While Vista was lauded for beefing up security and closing off many of the exploits that plagued Windows XP, especially prior to the application of Service Pack 2, many complained at the pop-up screens Vista would throw at you asking for permission everytime you sought to install an application or change a setting. I’ve already had a couple of pop-up screens but they are a lot less frequent. Experts suggest Windows 7 may well be the safest Windows operating system yet. There’s also built-in encryption now for external hard drives and flash drives, which is a nice feature as we are using so many of these types of devices to back-up our digital lives and make data portable.
Chris Keall has the details here, but as he points out its a disappointing price range being offered by the big retailers. There are no major discounts on offer for those upgrading unlike in the US and Europe.
Windows 7 Home Premium (32-bit edition) is selling for around $190 across numerous retailers advertising on Pricespy, Professional (32-bit) around $260 and Ultimate (32-bit) $340. So there is obviously some discounting going on at the discretion of online retailers.

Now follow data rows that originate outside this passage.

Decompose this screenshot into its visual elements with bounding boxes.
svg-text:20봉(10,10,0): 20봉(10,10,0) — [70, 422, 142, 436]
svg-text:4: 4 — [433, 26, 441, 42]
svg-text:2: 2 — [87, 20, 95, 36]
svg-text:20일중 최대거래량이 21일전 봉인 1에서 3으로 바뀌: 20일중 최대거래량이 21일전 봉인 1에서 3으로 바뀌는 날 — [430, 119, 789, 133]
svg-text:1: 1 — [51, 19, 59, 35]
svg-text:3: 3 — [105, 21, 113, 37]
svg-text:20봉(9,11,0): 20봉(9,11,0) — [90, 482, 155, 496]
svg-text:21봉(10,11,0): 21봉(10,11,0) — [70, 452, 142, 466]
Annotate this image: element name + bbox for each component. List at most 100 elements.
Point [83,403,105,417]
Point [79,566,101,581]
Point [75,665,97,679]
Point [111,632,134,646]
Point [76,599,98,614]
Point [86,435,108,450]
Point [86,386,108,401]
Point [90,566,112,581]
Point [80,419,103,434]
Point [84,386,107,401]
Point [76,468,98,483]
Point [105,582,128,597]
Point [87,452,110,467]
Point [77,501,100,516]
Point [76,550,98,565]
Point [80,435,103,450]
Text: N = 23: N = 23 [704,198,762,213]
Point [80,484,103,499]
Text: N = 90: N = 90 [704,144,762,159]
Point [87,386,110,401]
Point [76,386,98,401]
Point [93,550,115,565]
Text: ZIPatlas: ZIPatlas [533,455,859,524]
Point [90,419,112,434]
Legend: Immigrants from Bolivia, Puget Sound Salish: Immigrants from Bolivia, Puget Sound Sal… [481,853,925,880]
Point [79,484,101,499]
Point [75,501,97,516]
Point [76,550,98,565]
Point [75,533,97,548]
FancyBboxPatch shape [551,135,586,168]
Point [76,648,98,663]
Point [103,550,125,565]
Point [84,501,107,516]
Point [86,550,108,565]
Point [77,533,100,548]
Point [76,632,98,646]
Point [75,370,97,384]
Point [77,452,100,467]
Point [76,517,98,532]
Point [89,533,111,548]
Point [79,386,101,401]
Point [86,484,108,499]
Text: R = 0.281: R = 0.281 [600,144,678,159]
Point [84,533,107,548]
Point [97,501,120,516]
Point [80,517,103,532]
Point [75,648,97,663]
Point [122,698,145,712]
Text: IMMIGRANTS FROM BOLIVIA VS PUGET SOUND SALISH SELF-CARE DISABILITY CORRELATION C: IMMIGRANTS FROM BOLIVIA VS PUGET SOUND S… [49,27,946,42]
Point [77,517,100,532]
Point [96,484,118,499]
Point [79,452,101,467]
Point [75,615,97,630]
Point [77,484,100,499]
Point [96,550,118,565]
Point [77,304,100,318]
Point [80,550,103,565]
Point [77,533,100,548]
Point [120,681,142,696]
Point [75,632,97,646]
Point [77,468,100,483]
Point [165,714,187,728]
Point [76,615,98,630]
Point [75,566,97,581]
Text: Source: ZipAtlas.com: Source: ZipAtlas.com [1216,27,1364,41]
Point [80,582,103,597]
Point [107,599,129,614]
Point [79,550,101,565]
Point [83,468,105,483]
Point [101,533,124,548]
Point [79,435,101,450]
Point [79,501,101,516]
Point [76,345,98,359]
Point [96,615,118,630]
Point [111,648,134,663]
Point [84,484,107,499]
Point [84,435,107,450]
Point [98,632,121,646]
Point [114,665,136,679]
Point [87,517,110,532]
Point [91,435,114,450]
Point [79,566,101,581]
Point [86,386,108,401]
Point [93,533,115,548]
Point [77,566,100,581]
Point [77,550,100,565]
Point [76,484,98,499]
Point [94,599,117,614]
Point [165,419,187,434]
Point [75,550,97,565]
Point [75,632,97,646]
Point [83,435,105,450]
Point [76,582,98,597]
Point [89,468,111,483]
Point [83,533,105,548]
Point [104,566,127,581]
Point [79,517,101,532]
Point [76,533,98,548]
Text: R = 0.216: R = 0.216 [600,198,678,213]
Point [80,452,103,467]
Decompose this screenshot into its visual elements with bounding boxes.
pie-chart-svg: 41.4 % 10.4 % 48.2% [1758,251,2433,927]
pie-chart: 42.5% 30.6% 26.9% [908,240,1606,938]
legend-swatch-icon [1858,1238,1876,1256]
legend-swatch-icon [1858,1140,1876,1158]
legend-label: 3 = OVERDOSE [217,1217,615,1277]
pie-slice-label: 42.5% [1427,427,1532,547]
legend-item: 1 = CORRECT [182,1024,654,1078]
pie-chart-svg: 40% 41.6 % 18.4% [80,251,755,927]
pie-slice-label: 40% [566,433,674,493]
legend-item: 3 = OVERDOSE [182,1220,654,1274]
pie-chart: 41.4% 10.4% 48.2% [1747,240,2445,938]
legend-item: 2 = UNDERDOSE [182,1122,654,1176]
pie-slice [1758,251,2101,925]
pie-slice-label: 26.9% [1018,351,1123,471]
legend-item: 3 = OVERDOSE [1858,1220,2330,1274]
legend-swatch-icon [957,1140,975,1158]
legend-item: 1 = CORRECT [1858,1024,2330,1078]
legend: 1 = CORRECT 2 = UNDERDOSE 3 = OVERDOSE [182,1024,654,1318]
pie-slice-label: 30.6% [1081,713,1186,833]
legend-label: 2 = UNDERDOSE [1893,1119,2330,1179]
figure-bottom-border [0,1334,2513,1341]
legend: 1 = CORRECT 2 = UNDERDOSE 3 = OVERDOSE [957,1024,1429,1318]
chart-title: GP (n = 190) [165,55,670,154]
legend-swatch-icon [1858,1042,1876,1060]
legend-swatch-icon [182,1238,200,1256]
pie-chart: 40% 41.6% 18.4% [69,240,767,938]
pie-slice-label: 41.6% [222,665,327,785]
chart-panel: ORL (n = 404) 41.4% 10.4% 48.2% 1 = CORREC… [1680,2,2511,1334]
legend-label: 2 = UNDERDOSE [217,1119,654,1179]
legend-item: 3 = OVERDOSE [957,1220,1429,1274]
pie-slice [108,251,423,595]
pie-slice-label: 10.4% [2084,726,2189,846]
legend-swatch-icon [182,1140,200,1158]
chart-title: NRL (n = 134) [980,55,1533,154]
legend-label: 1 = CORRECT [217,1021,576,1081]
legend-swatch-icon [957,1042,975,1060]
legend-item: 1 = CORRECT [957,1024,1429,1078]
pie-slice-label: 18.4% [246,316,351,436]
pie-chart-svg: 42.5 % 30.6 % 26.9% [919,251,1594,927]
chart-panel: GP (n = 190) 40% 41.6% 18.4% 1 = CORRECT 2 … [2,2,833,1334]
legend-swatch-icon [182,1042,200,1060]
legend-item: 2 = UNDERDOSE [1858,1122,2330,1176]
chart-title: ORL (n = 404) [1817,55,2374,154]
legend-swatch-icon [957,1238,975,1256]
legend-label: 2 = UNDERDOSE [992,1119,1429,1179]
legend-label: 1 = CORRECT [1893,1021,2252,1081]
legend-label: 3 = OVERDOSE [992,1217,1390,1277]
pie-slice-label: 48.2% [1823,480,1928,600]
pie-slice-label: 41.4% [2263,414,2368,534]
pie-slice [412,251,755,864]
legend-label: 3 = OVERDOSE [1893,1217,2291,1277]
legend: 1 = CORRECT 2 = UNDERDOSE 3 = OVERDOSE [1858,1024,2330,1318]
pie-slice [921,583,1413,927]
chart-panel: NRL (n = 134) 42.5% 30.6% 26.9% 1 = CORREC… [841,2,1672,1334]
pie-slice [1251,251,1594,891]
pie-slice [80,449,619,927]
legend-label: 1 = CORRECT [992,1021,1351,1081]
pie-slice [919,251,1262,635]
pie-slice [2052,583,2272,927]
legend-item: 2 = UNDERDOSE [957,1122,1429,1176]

This is what Vista should have been back when it launched in 2007. If XP users can get over the slightly trickier upgrade process, this should be a resounding success for Microsoft. It’s an interesting factor that since upgrading to Windows 7 I’ve become more engaged with Windows features I’ve ignored for years, such as the Media Centre software, which is actually quite good. I’m also tempted to increasingly check out Microsoft’s Windows Live suite of online services, though there’s no particularly exciting integration between desktop OS and the cloud delivered here. Maybe that’s a missed opportunity or a determined attempt to keep the desktop focused on running PC-based applications. You can’t really argue with that as a mission statement.